Hégémonie logicielle et amas usagés
Sans doute cette histoire est-elle aussi ancienne que l’introduction de la programmation informatique dans l’histoire de l’art, et dans la société en son entier. Sans doute se mêle-t-elle à d’autres histoires, celle de l’art conceptuel et d’un art à programme, celle des philosophies du langage et analytique, d’autres encore.
Elle divise ceux qui désirent créer un métaprogramme capable de produire potentiellement d’autres œuvres et ceux qui s’intéressent aux usages. La motivation des premiers est compréhensible : la programmation informatique est la production d’une causalité artificielle et en tant que telle elle est un enchainement de cause et d’effet. Il est donc logique que l’on souhaite remonter la chaine de causalité et passer de la programmation au programme lui-même pour atteindre la plus grande généralité, celle qui rend possible.
Cette remontée généalogique est sans doute inévitable, car elle permet de croire qu’on est une cause première : le programme des programmes dont l’idéal remonterait jusqu’au langage machine et aux impulsions électriques. Il s’agirait non pas de programmer, mais de faire un langage de programmation. Il s’agirait non pas d’utiliser une machine, mais de la construire de toute pièce. Rêve d’une souveraineté retrouvée à travers le fantasme d’une causalité isolée dont on serait la cause.
On retrouve ce désir, sous une autre forme, avec la volonté affichée de prendre en compte les conséquences écologiques de l’art. Chaque œuvre devrait pouvoir être ramenée à un calcul de son impact carbone afin qu’elle puisse être, de ce point de vue, légitime. L’œuvre serait sur cette planète comme seule, en communication directe avec elle à partir de ses causes de production.
Par aileurs, ce n’est pas le fait du hasard si les logiciels-œuvres ont été les avatars d’une modernité sans modernité. En effet, elles ont donné lieu à des propositions décontextualisées, oublieuses de l’histoire, occultant que la modernité avait été aussi historique et s’était développée en reprenant des héritages, en créant de nouvelles filiations et de nouvelles géographies. Les programmes sont des métaœuvres, mais les œuvres font défaut, comme si en remontant aux conditions de possibilités on restait coincé en celles-ci, ne parvenant plus à redescendre aux effets esthétiques. Les possibilités étaient si grandes ! La généalogie est messianique, la promesse restera à l’état de promesse dont la réalisation est à jamais différée.

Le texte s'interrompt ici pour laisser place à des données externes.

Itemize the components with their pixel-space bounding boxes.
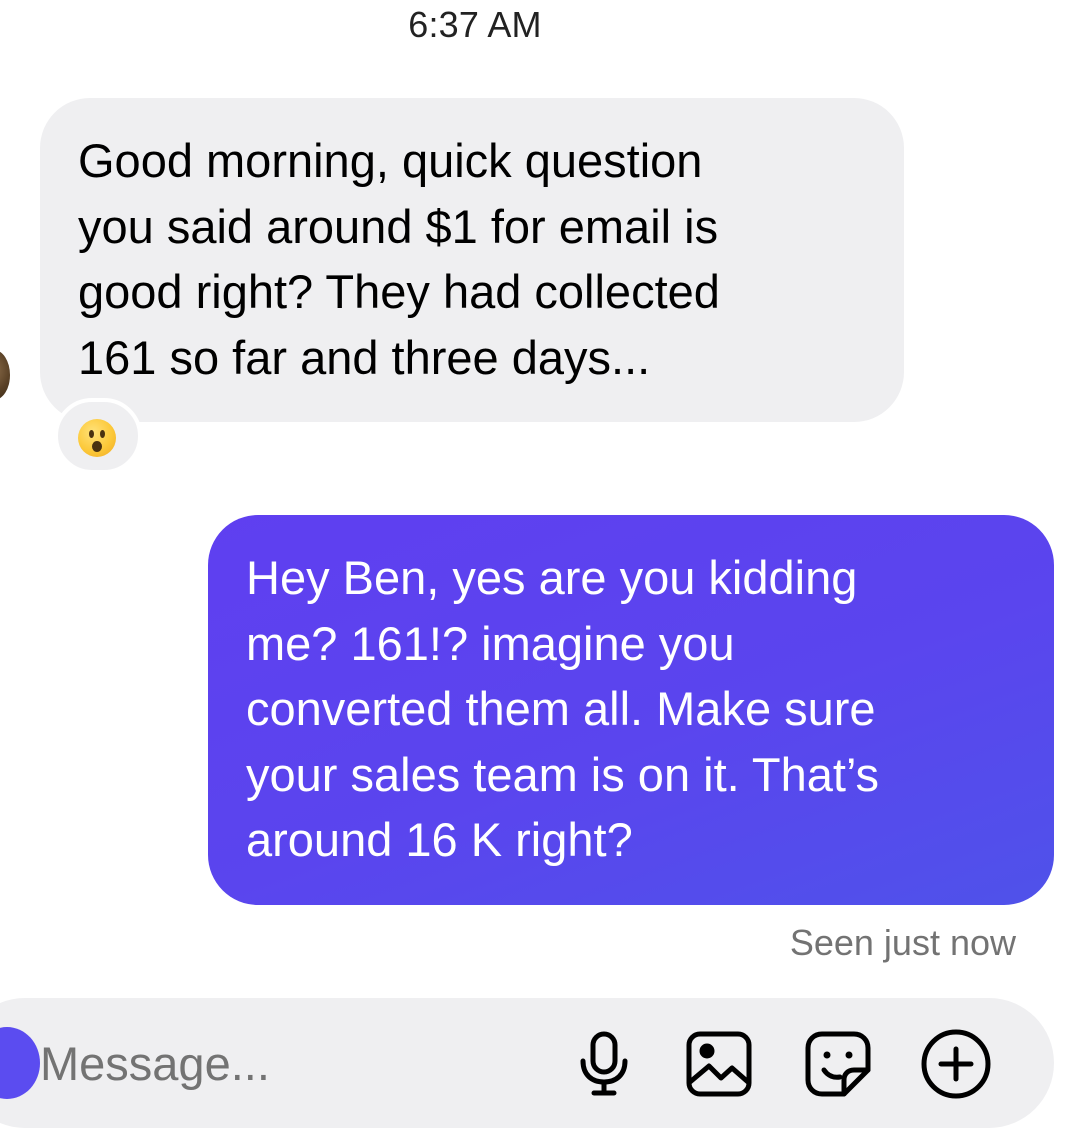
chat-screen: 6:37 AM Good morning, quick question you… [0, 0, 1078, 1134]
outgoing-message-text: Hey Ben, yes are you kidding me? 161!? i… [246, 551, 880, 866]
message-timestamp: 6:37 AM [408, 4, 542, 45]
sender-avatar[interactable] [0, 350, 10, 400]
microphone-icon[interactable] [568, 1028, 640, 1100]
sticker-icon[interactable] [802, 1028, 874, 1100]
astonished-face-icon [78, 419, 116, 457]
outgoing-message-bubble[interactable]: Hey Ben, yes are you kidding me? 161!? i… [208, 515, 1054, 905]
incoming-message-bubble[interactable]: Good morning, quick question you said ar… [40, 98, 904, 422]
plus-circle-icon[interactable] [920, 1028, 992, 1100]
message-reaction[interactable] [54, 398, 142, 474]
image-icon[interactable] [683, 1028, 755, 1100]
message-input[interactable] [40, 1032, 540, 1094]
incoming-message-text: Good morning, quick question you said ar… [78, 134, 720, 384]
seen-status: Seen just now [789, 922, 1016, 963]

Cette généalogie logique et déterministe laisse sa place à des amas d’usages, c’est-à-dire à des pratiques laissant de côté, un moment, les causes pour se tourner vers les effets. On passe alors de la logique de la création à l’esthétique, on redescend suivant les flux productifs. Ces pratiques artistiques s’intéressent aux usages et peuvent aller jusqu’à ne pas faire fonctionner de logiciels : la générativité n’est pas celle de la cause, mais celle des effets sociaux, culturels et esthétiques. On peut s’attacher aux représentations. Non pas faire une image avec Photoshop, mais faire la généalogie culturelle du logiciel pour créer un écart distancé quant aux usages classiques qui oublient dans le maniement ce qu’ils manient.
Ce qui peut sembler étonnant au premier abord c’est que ces pratiques postdigitales n’occultent pas la matérialité et les conséquences des programmes. Elles sont plus sensibles aux effets politiques parce qu’elles ne fantasment pas d’une autonomie de la générativité programmatique. Elles sont toujours déjà et encore liées à un complexe de causes et d’effets, de boucles de rétroaction par lesquelles il semblerait absurde de vouloir se détacher pour devenir une cause séparée et démiurgique.

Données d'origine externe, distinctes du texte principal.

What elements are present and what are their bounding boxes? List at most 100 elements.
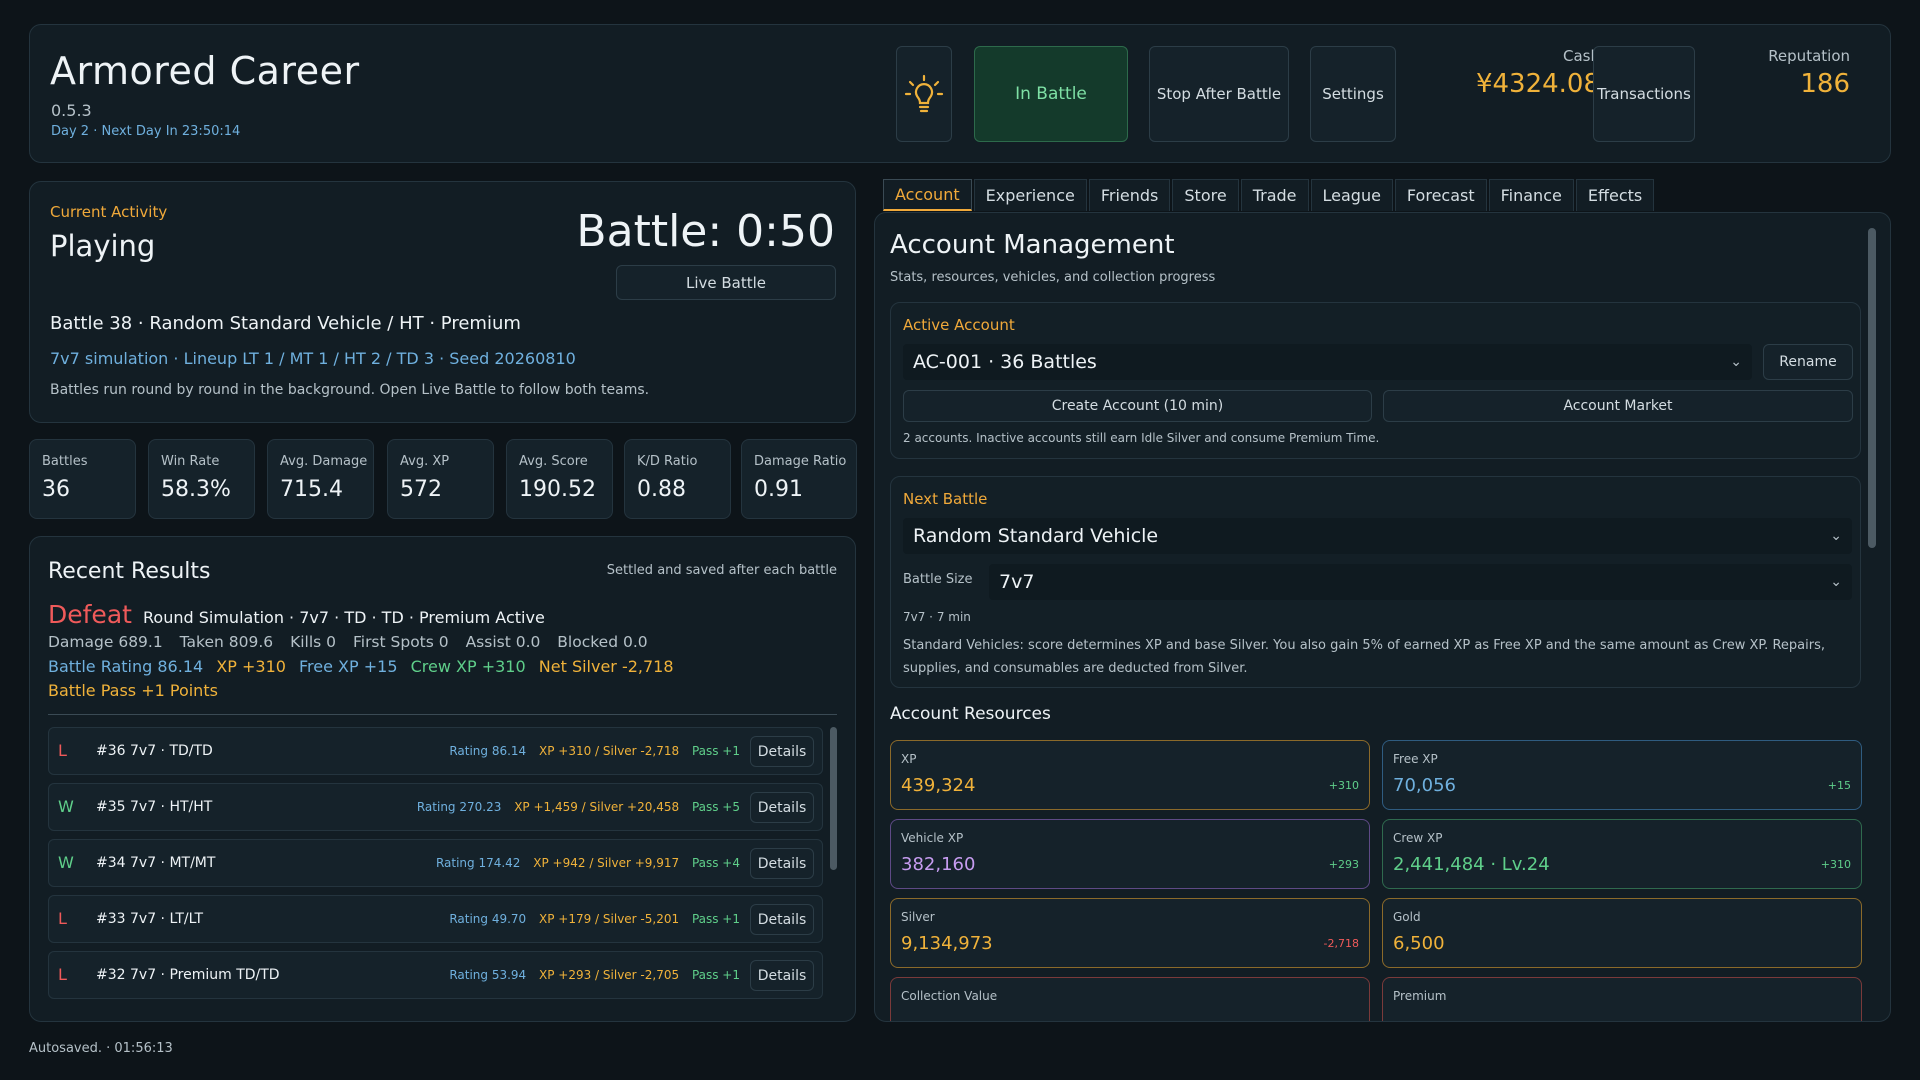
result-row: W #35 7v7 · HT/HT Rating 270.23 XP +1,45… xyxy=(48,783,823,831)
stat-win-rate: Win Rate 58.3% xyxy=(148,439,255,519)
app-title: Armored Career xyxy=(50,49,360,93)
last-blocked: Blocked 0.0 xyxy=(557,633,648,651)
settings-button[interactable]: Settings xyxy=(1310,46,1396,142)
reputation-label: Reputation xyxy=(1768,47,1850,65)
battle-size-select[interactable]: 7v7 ⌄ xyxy=(989,564,1852,600)
cash-value: ¥4324.08 xyxy=(1475,69,1600,99)
active-account-select[interactable]: AC-001 · 36 Battles ⌄ xyxy=(903,344,1752,380)
result-title: #32 7v7 · Premium TD/TD xyxy=(96,967,280,983)
battle-simulation-info: 7v7 simulation · Lineup LT 1 / MT 1 / HT… xyxy=(50,349,576,368)
activity-status: Playing xyxy=(50,229,156,263)
result-pass: Pass +1 xyxy=(691,912,740,926)
next-battle-label: Next Battle xyxy=(903,490,988,508)
result-stats: Rating 53.94 XP +293 / Silver -2,705 Pas… xyxy=(440,968,740,982)
stat-value: 0.91 xyxy=(754,477,803,502)
resource-label: Crew XP xyxy=(1393,831,1443,845)
chevron-down-icon: ⌄ xyxy=(1730,354,1742,370)
recent-results-title: Recent Results xyxy=(48,559,211,584)
resource-value: 2,441,484 · Lv.24 xyxy=(1393,854,1550,875)
result-xp-silver: XP +942 / Silver +9,917 xyxy=(533,856,680,870)
account-panel: Account Management Stats, resources, veh… xyxy=(874,212,1891,1022)
day-countdown: Day 2 · Next Day In 23:50:14 xyxy=(51,124,241,139)
current-activity-panel: Current Activity Playing Battle: 0:50 Li… xyxy=(29,181,856,423)
result-rating: Rating 174.42 xyxy=(435,856,521,870)
resource-xp: XP 439,324 +310 xyxy=(890,740,1370,810)
result-pass: Pass +4 xyxy=(691,856,740,870)
tab-store[interactable]: Store xyxy=(1172,179,1239,211)
active-account-value: AC-001 · 36 Battles xyxy=(913,351,1097,373)
in-battle-button[interactable]: In Battle xyxy=(974,46,1128,142)
tab-league[interactable]: League xyxy=(1310,179,1393,211)
account-title: Account Management xyxy=(890,230,1175,260)
lightbulb-icon xyxy=(904,74,944,113)
stat-damage-ratio: Damage Ratio 0.91 xyxy=(741,439,857,519)
stat-avg-score: Avg. Score 190.52 xyxy=(506,439,613,519)
last-xp: XP +310 xyxy=(216,657,286,676)
result-outcome: L xyxy=(58,741,67,760)
result-title: #36 7v7 · TD/TD xyxy=(96,743,213,759)
last-rewards: Battle Rating 86.14 XP +310 Free XP +15 … xyxy=(48,657,682,676)
result-row: L #33 7v7 · LT/LT Rating 49.70 XP +179 /… xyxy=(48,895,823,943)
resource-delta: +15 xyxy=(1827,779,1851,792)
tab-trade[interactable]: Trade xyxy=(1240,179,1309,211)
result-rating: Rating 270.23 xyxy=(416,800,502,814)
details-button[interactable]: Details xyxy=(750,848,814,879)
tab-effects[interactable]: Effects xyxy=(1575,179,1655,211)
resource-delta: +293 xyxy=(1328,858,1359,871)
result-title: #35 7v7 · HT/HT xyxy=(96,799,213,815)
account-market-button[interactable]: Account Market xyxy=(1383,390,1853,422)
last-battle-pass: Battle Pass +1 Points xyxy=(48,681,218,700)
header-panel: Armored Career 0.5.3 Day 2 · Next Day In… xyxy=(29,24,1891,163)
details-button[interactable]: Details xyxy=(750,792,814,823)
tab-friends[interactable]: Friends xyxy=(1088,179,1171,211)
live-battle-button[interactable]: Live Battle xyxy=(616,265,836,300)
activity-label: Current Activity xyxy=(50,203,168,221)
rename-button[interactable]: Rename xyxy=(1763,344,1853,380)
resource-collection-value: Collection Value xyxy=(890,977,1370,1021)
stat-value: 0.88 xyxy=(637,477,686,502)
last-kills: Kills 0 xyxy=(290,633,337,651)
active-account-section: Active Account AC-001 · 36 Battles ⌄ Ren… xyxy=(890,302,1861,459)
tab-finance[interactable]: Finance xyxy=(1488,179,1574,211)
stat-value: 715.4 xyxy=(280,477,343,502)
stat-value: 58.3% xyxy=(161,477,231,502)
create-account-button[interactable]: Create Account (10 min) xyxy=(903,390,1372,422)
stat-label: Avg. XP xyxy=(400,454,450,469)
tab-experience[interactable]: Experience xyxy=(973,179,1087,211)
result-outcome: L xyxy=(58,909,67,928)
resource-delta: -2,718 xyxy=(1323,937,1359,950)
resource-vehicle-xp: Vehicle XP 382,160 +293 xyxy=(890,819,1370,889)
resource-free-xp: Free XP 70,056 +15 xyxy=(1382,740,1862,810)
tab-forecast[interactable]: Forecast xyxy=(1394,179,1487,211)
result-row: L #36 7v7 · TD/TD Rating 86.14 XP +310 /… xyxy=(48,727,823,775)
last-net-silver: Net Silver -2,718 xyxy=(538,657,674,676)
tab-account[interactable]: Account xyxy=(883,179,972,211)
hint-button[interactable] xyxy=(896,46,952,142)
next-battle-select[interactable]: Random Standard Vehicle ⌄ xyxy=(903,518,1852,554)
result-outcome: W xyxy=(58,797,74,816)
details-button[interactable]: Details xyxy=(750,736,814,767)
result-title: #34 7v7 · MT/MT xyxy=(96,855,216,871)
resource-premium: Premium xyxy=(1382,977,1862,1021)
resource-silver: Silver 9,134,973 -2,718 xyxy=(890,898,1370,968)
reputation-value: 186 xyxy=(1800,69,1850,99)
transactions-button[interactable]: Transactions xyxy=(1593,46,1695,142)
stat-value: 190.52 xyxy=(519,477,596,502)
resource-value: 382,160 xyxy=(901,854,976,875)
details-button[interactable]: Details xyxy=(750,960,814,991)
details-button[interactable]: Details xyxy=(750,904,814,935)
stat-label: Battles xyxy=(42,454,88,469)
result-xp-silver: XP +310 / Silver -2,718 xyxy=(539,744,680,758)
stat-label: Avg. Damage xyxy=(280,454,368,469)
last-result-header: Defeat Round Simulation · 7v7 · TD · TD … xyxy=(48,600,545,629)
result-rating: Rating 53.94 xyxy=(449,968,527,982)
account-scrollbar[interactable] xyxy=(1868,228,1876,548)
resource-label: Silver xyxy=(901,910,935,924)
resource-label: Premium xyxy=(1393,989,1447,1003)
result-stats: Rating 270.23 XP +1,459 / Silver +20,458… xyxy=(408,800,740,814)
results-scrollbar[interactable] xyxy=(830,727,837,870)
stat-kd-ratio: K/D Ratio 0.88 xyxy=(624,439,731,519)
active-account-label: Active Account xyxy=(903,316,1015,334)
battle-note: Battles run round by round in the backgr… xyxy=(50,382,650,398)
stop-after-battle-button[interactable]: Stop After Battle xyxy=(1149,46,1289,142)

En remontant, on veut créer le langage de programmation des programmes, la métaœuvre les rendant toutes possibles, mais les laissant à l’état de possibilités. En descendant, on hérite d’un horizon qui est déjà là, on est un parmi les autres, non pas une entité absolue, mais un acteur fini. On peut alors connecter les usages les uns aux autres, en faire une généalogie culturelle et imaginaire plutôt que littéralement déterministe. La cause n’est plus simple car les effets sont d’un inséparable agencement.